Ingredients for 4 servings:
- 1 pack of lasagna sheets
- 3 cans of tuna, drained
- 3 cans of chopped tomatoes, approx. 400 g each
- 1 can corn kernels, approx. 300 – 350 g, drained
- 1 cup sour cream
- 100 g mozzarella, grated
- 100 g Emmental cheese, grated
- 5 sprigs of dill
- 2 tbsp capers
- 1 small onion(s)
- 2 garlic cloves
- 1 lemon(s), zest
- e.g. olive oil
Instructions
Working time approx. 20 minutes; Cooking/baking time approx. 40 minutes; Total time approx. 1 hour
easy and quick to prepare!
Finely dice the garlic and onion and finely chop the dill. Heat a little olive oil in a large pan and sauté the garlic, onion, and tuna. Add the chopped tomatoes, corn, capers, sour cream, and dill and bring everything to a boil briefly. Season with salt and pepper. Then wash the lemon with hot water, dry it, and grate the lemon zest with a kitchen grater.
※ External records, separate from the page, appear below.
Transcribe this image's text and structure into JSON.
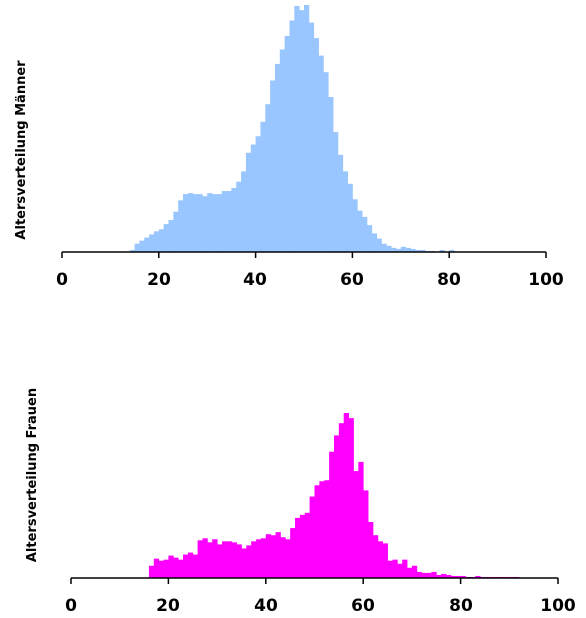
{
  "chart_data": [
    {
      "type": "bar",
      "ylabel": "Altersverteilung Männer",
      "xlabel": "",
      "title": "",
      "color": "#99c6fe",
      "xlim": [
        0,
        100
      ],
      "xticks": [
        "0",
        "20",
        "40",
        "60",
        "80",
        "100"
      ],
      "bin_start": 14,
      "bin_width": 1,
      "values": [
        2,
        8,
        11,
        14,
        17,
        20,
        22,
        27,
        31,
        39,
        50,
        56,
        57,
        56,
        56,
        54,
        57,
        56,
        56,
        59,
        59,
        62,
        68,
        78,
        96,
        104,
        112,
        126,
        143,
        166,
        182,
        196,
        209,
        224,
        238,
        234,
        239,
        222,
        207,
        190,
        174,
        150,
        116,
        94,
        78,
        66,
        51,
        40,
        34,
        26,
        18,
        13,
        8,
        6,
        4,
        3,
        5,
        4,
        3,
        2,
        2,
        1,
        1,
        0,
        2,
        0,
        2
      ]
    },
    {
      "type": "bar",
      "ylabel": "Altersverteilung Frauen",
      "xlabel": "",
      "title": "",
      "color": "#ff00ff",
      "xlim": [
        0,
        100
      ],
      "xticks": [
        "0",
        "20",
        "40",
        "60",
        "80",
        "100"
      ],
      "bin_start": 16,
      "bin_width": 1,
      "values": [
        12,
        19,
        17,
        18,
        22,
        20,
        18,
        23,
        25,
        23,
        37,
        39,
        35,
        38,
        33,
        36,
        36,
        35,
        33,
        29,
        32,
        36,
        38,
        39,
        43,
        42,
        45,
        40,
        38,
        49,
        59,
        62,
        64,
        80,
        91,
        95,
        96,
        124,
        140,
        152,
        162,
        157,
        105,
        114,
        86,
        55,
        42,
        36,
        34,
        17,
        18,
        14,
        18,
        10,
        12,
        6,
        5,
        5,
        6,
        3,
        4,
        3,
        2,
        2,
        2,
        1,
        1,
        2,
        1,
        1,
        1,
        1,
        1,
        1,
        1,
        1
      ]
    }
  ]
}
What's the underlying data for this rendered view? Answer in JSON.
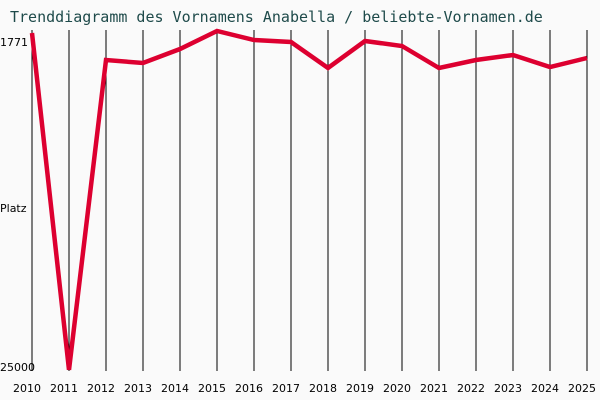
{
  "chart_data": {
    "type": "line",
    "title": "Trenddiagramm des Vornamens Anabella / beliebte-Vornamen.de",
    "xlabel": "",
    "ylabel": "Platz",
    "y_ticks": [
      "1771",
      "25000"
    ],
    "ylim": [
      1771,
      25000
    ],
    "y_inverted": true,
    "grid": "vertical",
    "series_color": "#dd0030",
    "x": [
      "2010",
      "2011",
      "2012",
      "2013",
      "2014",
      "2015",
      "2016",
      "2017",
      "2018",
      "2019",
      "2020",
      "2021",
      "2022",
      "2023",
      "2024",
      "2025"
    ],
    "series": [
      {
        "name": "Anabella",
        "values": [
          1128,
          25200,
          3058,
          3272,
          2271,
          985,
          1628,
          1771,
          3629,
          1700,
          2057,
          3629,
          3058,
          2700,
          3558,
          2915
        ]
      }
    ]
  }
}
Add it to the sauce and simmer for another 2 minutes. Spread some of the tuna mixture into a greased dish, place a layer of lasagna sheets on top, cover the pasta layer with tuna, and then cover with a thin layer of mozzarella. Then add another layer of pasta, tuna, and Emmental cheese. Fill the dish layer by layer. The last layer should be the tuna sauce. Sprinkle thickly with grated cheese and bake at 200°C (convection oven) or 220°C (top/bottom heat) for about 25 minutes, until the crust is golden brown. Serve with a green salad.